On 25 Sep 2015, at 20:59, Michael Gurstein wrote:
Thanks Ted, very useful.
I guess what I'm curious about is the motivations, individual and/or
corporate thought processes/incentives etc. that underlie the initial
decision to go down this path and then the multitude of decisions at
various
levels up and down the organization to continue on this path.
<...>
Michael, your line of questions seems to be a high priority for the
media: today's NYT top story is "As Volkswagen Pushed to Be No. 1,
Ambitions Fueled a Scandal." Personally, I don't think there's been much
innovation in the motivation dept since, say, Sophocles, so the
human-interest angle isn't very interesting, IMO. If anything, it's the
primary mechanism in diverting attention from the real problem, namely,
how to address malfeasance on this scale. Corporations are treated as
'people' when it comes to privatizing profit, but when it comes to
liabilities they're become treated as amorphous, networky constructs,
and punishing them becomes an exercise in trying to catch smoke with
your hands.
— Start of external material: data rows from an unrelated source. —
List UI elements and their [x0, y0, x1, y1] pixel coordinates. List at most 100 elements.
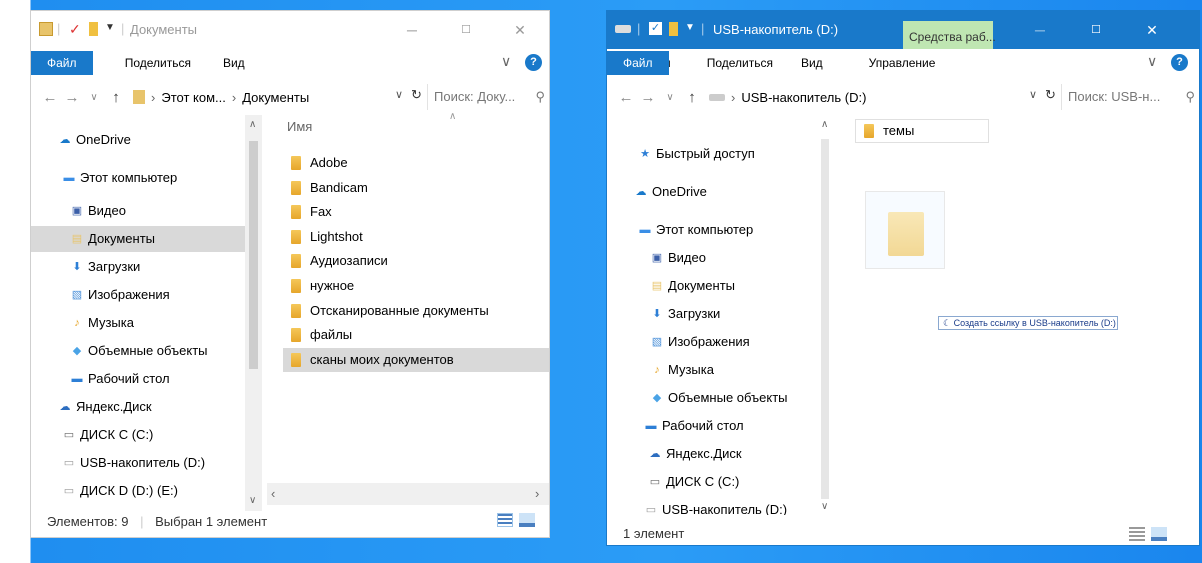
sidebar-item[interactable]: ♪ Музыка [31, 310, 245, 336]
sidebar-item[interactable]: ▤ Документы [31, 226, 245, 252]
horizontal-scrollbar[interactable]: ‹ › [267, 483, 549, 505]
file-row[interactable]: файлы [283, 323, 549, 347]
up-button[interactable]: ↑ [105, 89, 127, 106]
tab-file[interactable]: Файл [31, 51, 93, 75]
sidebar-item[interactable]: ☁ OneDrive [607, 179, 817, 205]
folder-item-themes[interactable]: темы [855, 119, 989, 143]
scroll-up-icon[interactable]: ∧ [821, 119, 828, 130]
title-bar[interactable]: | ✓ ▼ | Документы ─ ☐ ✕ [31, 11, 549, 49]
tab-share[interactable]: Поделиться [109, 49, 207, 77]
breadcrumb[interactable]: › USB-накопитель (D:) [703, 84, 866, 110]
file-row[interactable]: Отсканированные документы [283, 299, 549, 323]
expand-ribbon-icon[interactable]: ∨ [1147, 53, 1157, 70]
tab-share[interactable]: Поделиться [689, 49, 791, 77]
file-row[interactable]: Bandicam [283, 176, 549, 200]
sidebar-item[interactable]: ☁ Яндекс.Диск [31, 394, 245, 420]
file-row[interactable]: Adobe [283, 151, 549, 175]
file-name: сканы моих документов [310, 351, 454, 367]
forward-button[interactable]: → [637, 89, 659, 106]
sidebar-item[interactable]: ☁ OneDrive [31, 127, 245, 153]
expand-ribbon-icon[interactable]: ∨ [501, 53, 511, 70]
back-button[interactable]: ← [615, 89, 637, 106]
maximize-button[interactable]: ☐ [1073, 11, 1119, 49]
up-button[interactable]: ↑ [681, 89, 703, 106]
sidebar-item[interactable]: ▭ ДИСК D (D:) (E:) [31, 478, 245, 504]
sidebar-item[interactable]: ◆ Объемные объекты [31, 338, 245, 364]
sidebar-item[interactable]: ▬ Этот компьютер [607, 217, 817, 243]
sidebar-item[interactable]: ▬ Рабочий стол [31, 366, 245, 392]
file-row[interactable]: Fax [283, 200, 549, 224]
sidebar-item[interactable]: ▣ Видео [607, 245, 817, 271]
checkbox-icon[interactable]: ✓ [649, 22, 662, 35]
recent-locations-icon[interactable]: ∨ [659, 92, 681, 103]
sidebar-item[interactable]: ▣ Видео [31, 198, 245, 224]
tab-manage[interactable]: Управление [833, 49, 972, 77]
refresh-icon[interactable]: ↻ [1045, 87, 1056, 103]
scroll-down-icon[interactable]: ∨ [249, 495, 256, 506]
sidebar-item[interactable]: ▭ USB-накопитель (D:) [607, 497, 817, 515]
sidebar-item[interactable]: ◆ Объемные объекты [607, 385, 817, 411]
breadcrumb[interactable]: › Этот ком... › Документы [127, 84, 309, 110]
sidebar-item[interactable]: ⬇ Загрузки [31, 254, 245, 280]
details-view-icon[interactable] [1129, 527, 1145, 541]
breadcrumb-usb[interactable]: USB-накопитель (D:) [741, 90, 866, 105]
sidebar-item[interactable]: ♪ Музыка [607, 357, 817, 383]
tools-contextual-tab[interactable]: Средства раб... [903, 21, 996, 49]
sidebar-item[interactable]: ▧ Изображения [607, 329, 817, 355]
scroll-left-icon[interactable]: ‹ [271, 486, 275, 501]
tab-view[interactable]: Вид [791, 49, 833, 77]
sidebar-item[interactable]: ▭ ДИСК C (C:) [31, 422, 245, 448]
details-view-icon[interactable] [497, 513, 513, 527]
title-bar[interactable]: | ✓ ▼ | USB-накопитель (D:) Средства раб… [607, 11, 1199, 49]
sidebar-item[interactable]: ☁ Яндекс.Диск [607, 441, 817, 467]
help-icon[interactable]: ? [1171, 54, 1188, 71]
scrollbar-thumb[interactable] [821, 139, 829, 499]
tab-file[interactable]: Файл [607, 51, 669, 75]
folder-icon[interactable] [89, 22, 98, 36]
sidebar-item[interactable]: ★ Быстрый доступ [607, 141, 817, 167]
folder-icon[interactable] [669, 22, 678, 36]
recent-locations-icon[interactable]: ∨ [83, 92, 105, 103]
file-row[interactable]: Аудиозаписи [283, 249, 549, 273]
close-button[interactable]: ✕ [1129, 11, 1175, 49]
refresh-icon[interactable]: ↻ [411, 87, 422, 103]
sidebar-item[interactable]: ▧ Изображения [31, 282, 245, 308]
quick-access-dropdown-icon[interactable]: ▼ [685, 22, 695, 33]
scroll-down-icon[interactable]: ∨ [821, 501, 828, 512]
tab-view[interactable]: Вид [207, 49, 261, 77]
scroll-up-icon[interactable]: ∧ [249, 119, 256, 130]
search-input[interactable]: Поиск: Доку... ⚲ [427, 84, 549, 110]
large-icons-view-icon[interactable] [1151, 527, 1167, 541]
close-button[interactable]: ✕ [497, 11, 543, 49]
usb-drive-icon: ▭ [63, 457, 75, 469]
large-icons-view-icon[interactable] [519, 513, 535, 527]
sidebar-item[interactable]: ⬇ Загрузки [607, 301, 817, 327]
help-icon[interactable]: ? [525, 54, 542, 71]
sidebar-item[interactable]: ▤ Документы [607, 273, 817, 299]
file-row[interactable]: Lightshot [283, 225, 549, 249]
maximize-button[interactable]: ☐ [443, 11, 489, 49]
scrollbar-thumb[interactable] [249, 141, 258, 369]
sidebar-item[interactable]: ▭ USB-накопитель (D:) [31, 450, 245, 476]
nav-scrollbar[interactable]: ∧ ∨ [817, 115, 833, 515]
nav-scrollbar[interactable]: ∧ ∨ [245, 115, 262, 511]
address-dropdown-icon[interactable]: ∨ [395, 88, 403, 101]
sidebar-item[interactable]: ▬ Рабочий стол [607, 413, 817, 439]
file-row[interactable]: нужное [283, 274, 549, 298]
sidebar-item[interactable]: ▭ ДИСК C (C:) [607, 469, 817, 495]
minimize-button[interactable]: ─ [1017, 11, 1063, 49]
checkmark-icon[interactable]: ✓ [69, 21, 81, 38]
minimize-button[interactable]: ─ [389, 11, 435, 49]
file-row[interactable]: сканы моих документов [283, 347, 549, 372]
forward-button[interactable]: → [61, 89, 83, 106]
quick-access-dropdown-icon[interactable]: ▼ [105, 22, 115, 33]
scroll-right-icon[interactable]: › [535, 486, 539, 501]
sidebar-item[interactable]: ▬ Этот компьютер [31, 165, 245, 191]
breadcrumb-this-pc[interactable]: Этот ком... [161, 90, 226, 105]
breadcrumb-documents[interactable]: Документы [242, 90, 309, 105]
sidebar-item-label: Загрузки [88, 259, 141, 274]
address-dropdown-icon[interactable]: ∨ [1029, 88, 1037, 101]
back-button[interactable]: ← [39, 89, 61, 106]
search-input[interactable]: Поиск: USB-н... ⚲ [1061, 84, 1197, 110]
column-header-name[interactable]: Имя [287, 119, 312, 134]
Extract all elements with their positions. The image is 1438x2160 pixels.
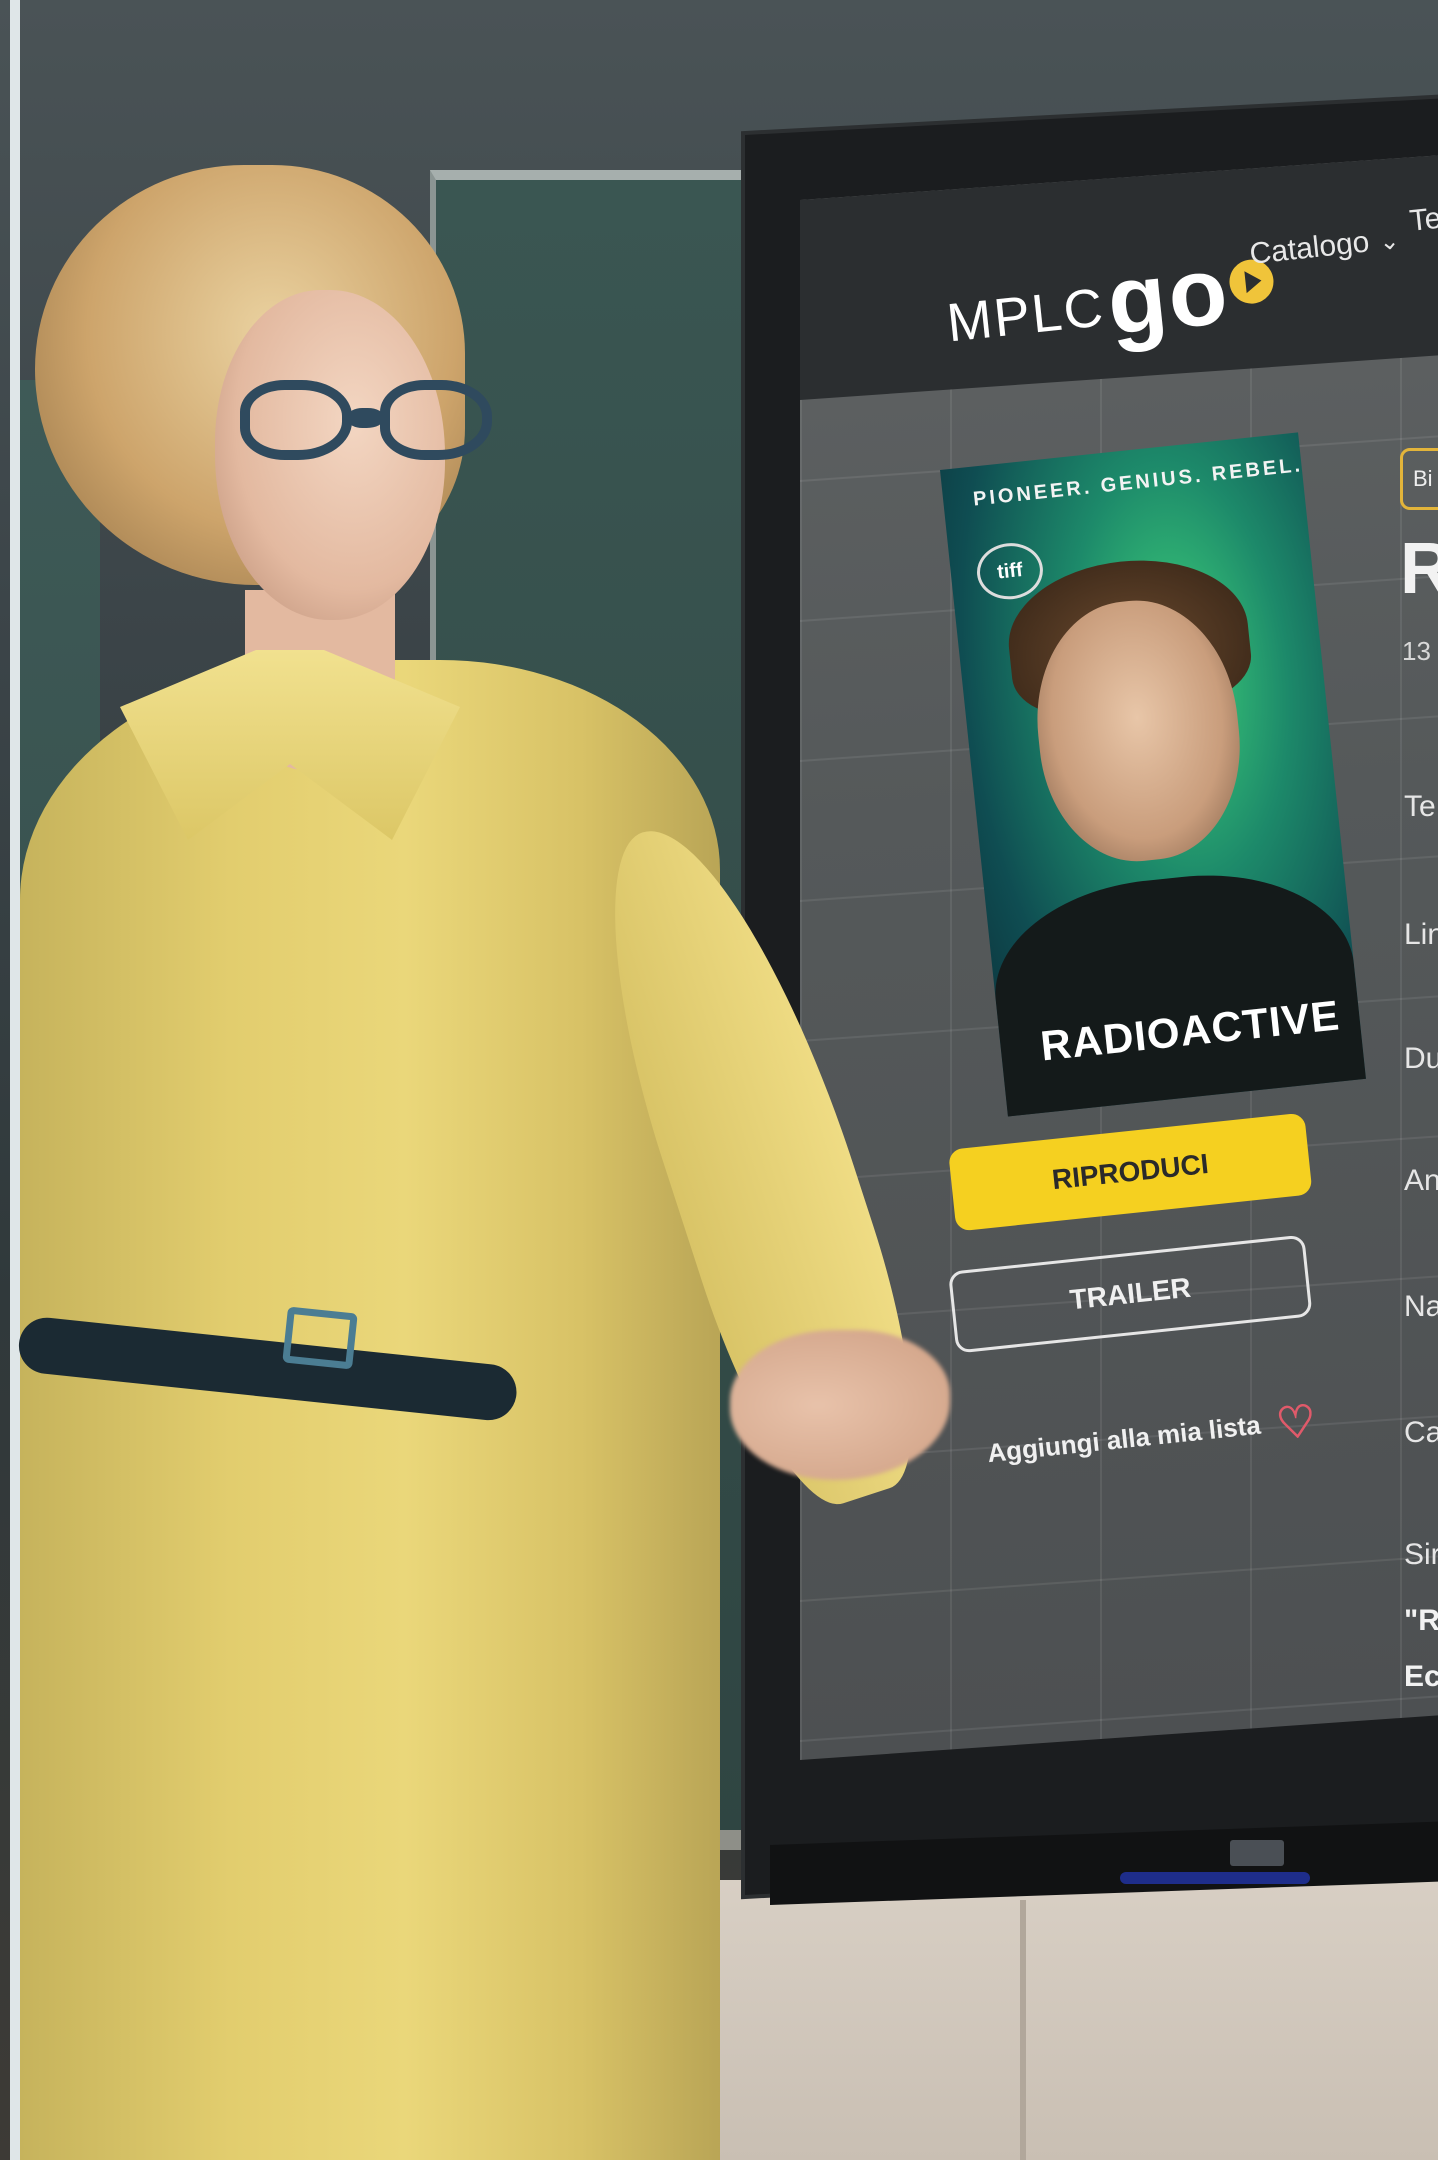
yellow-dress (20, 660, 720, 2160)
detail-row-label: Na (1404, 1290, 1438, 1323)
wall-seam (1020, 1900, 1026, 2160)
tv-speaker-bar (1120, 1872, 1310, 1884)
wall-frame (10, 0, 20, 2160)
heart-icon[interactable]: ♡ (1274, 1396, 1319, 1451)
genre-badge: Bi (1400, 448, 1438, 510)
movie-meta-cut: 13 (1402, 636, 1431, 666)
detail-row-label: Ca (1404, 1416, 1438, 1449)
poster-coat (984, 860, 1366, 1117)
glasses (240, 380, 500, 470)
synopsis-line: Ec (1404, 1660, 1438, 1693)
classroom-photo: MPLCgo Catalogo ⌄ Te PIONEER. GENIUS. REB… (0, 0, 1438, 2160)
tv-ports (1230, 1840, 1284, 1866)
movie-poster: PIONEER. GENIUS. REBEL. tiff RADIOACTIVE (940, 432, 1366, 1117)
detail-row-label: Te (1404, 790, 1436, 823)
chevron-down-icon: ⌄ (1377, 227, 1401, 257)
detail-row-label: Lin (1404, 918, 1438, 951)
movie-title-cut: R (1400, 529, 1438, 609)
logo-text: MPLC (944, 277, 1108, 354)
detail-row-label: An (1404, 1164, 1438, 1197)
detail-row-label: Sir (1404, 1538, 1438, 1571)
poster-tagline: PIONEER. GENIUS. REBEL. (972, 454, 1304, 511)
nav-next-item[interactable]: Te (1408, 202, 1438, 239)
synopsis-line: "Ra (1404, 1604, 1438, 1637)
belt-buckle (282, 1306, 358, 1370)
detail-row-label: Du (1404, 1042, 1438, 1075)
logo-go: go (1102, 236, 1235, 356)
poster-festival-badge: tiff (974, 539, 1046, 603)
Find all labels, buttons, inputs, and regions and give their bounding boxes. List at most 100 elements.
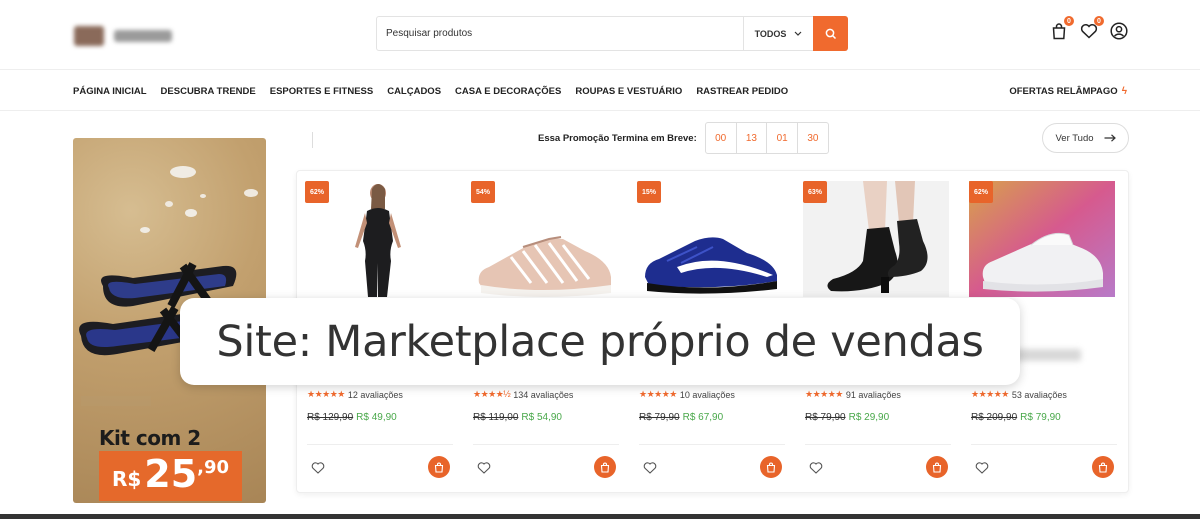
new-price: R$ 49,90 bbox=[356, 412, 397, 423]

Imagine for a moment that by some improbable chain of events
VW ended up facing a 'corporate death penalty,' there remain all kinds
of questions about what restrictions would be imposed on the most
culpable officers, how its assets would be disposed of, and what would
happen to its intellectual property. (It'd be funny if the the VW logo
was banned, eh? I'm not suggesting anything like that could actually
happen, of course.) The peculiar details of this scandal could spark a
systemic crisis of a different kind, one that makes evading guilt more
difficult. The 'too complex for mere mortals' line won't work in this
case: VWs have come a long way since the Deutsche Arbeitsfront or R.
Crumb-like illustrated manuals about _How to Keep your Volkswagen
Alive_, but not so far that people will blindly accept that they can't
understand them. Popular understanding of negative externalities in
environmentalism is decades ahead of its equivalent in finance. And it
doesn't hurt that Germany, which has done so much to bend the EU to its
will, looks like it'll be the lender of last resort.
On 26 Sep 2015, at 10:22, Florian Cramer wrote:
The implication for "our" field are much more immediate than one would
expect, given that the Centre of Digital Cultures of Leuphana
University Lüneburg has been funded from a grant by Volkswagen
Stiftung (Volkswagen Endowment) a few years ago. Look at who's working
there - a who's who of European media studies including many Nettimers:
http://cdc.leuphana.com/people/
It'll be very interesting indeed to hear what the stars of ~German media
theory have to say about this. Maybe about as much as most US academics
have to say about their role in imposing indentured servitude on
subsequent generations...
On 27 Sep 2015, at 5:02, Jaromil wrote:
to debate this thing as if it would be just about Volkswagen is so
naive! srsly. There is nothing to be learned there.
Jaromil, I think it's a bit premature to counter claims that this is
'just about Volkswagen,' because no one said anything like that.
Obviously there are many ways in which this is symptomatic of broader
structures. But Lehman Brothers and Fukushima were symptomatic as well,
and would you really argue that 'there was nothing to be learned there'
either? *And* hold hold up Android's OEMs cheating on benchmarks as a
more illuminating example? I don't think so. Relying on open-source
metaphor-mantras ('Would you buy a car with the hood welded shut?') to
analyze peculiar dynamics of the car industry is like relying on
Godwin's Law to understand neo-nazis. :^)
As to whether there's anything to be learned about the car industry, a
friend sent me this offlist (forwarded with permission):
Just wanted to say that many many auto dealerships within much of the
USA -- and I certainly don't know if this is the case in Europe or the
northern coastal (blue state or /we/ US) -- are strange franchise ops
in which a single owner has bought into multiple auto brands -- eg
[where I live] the VW dealer is also the Audi, Infiniti, Maserati,
Acura, Jaguar, Fiat dealer. While the bylaws of these franchises
typically require separate showrooms they do not always require
separate facilities for other operations. So, for example, the service
department, where one expects hypothetical but impossible repairs to
"ramdoubler" VW emissions tech would occur might be shared by multiple
auto brands. Some of those might be tiered brands fabricated by the
same financial interests (e.g. VW and Audi) but that will not always
be true. As such, we will not have the results of the capitalist
competition we may expect -- that is if VW and competing brands are
collocated and share infrastructure and personnel in terms of auto
dealerships, the falling VW dominos will knock over the dominos of
other automobile sellers and maintainers and servicers (and thus
manufacturers?) as opposed to a scenario in which VW "loses" so 'other
brand' "wins."
There's much to be learned, but not about 'motivations' or
'corporations,' IMO. And you gotta love the Ramdoubler ref.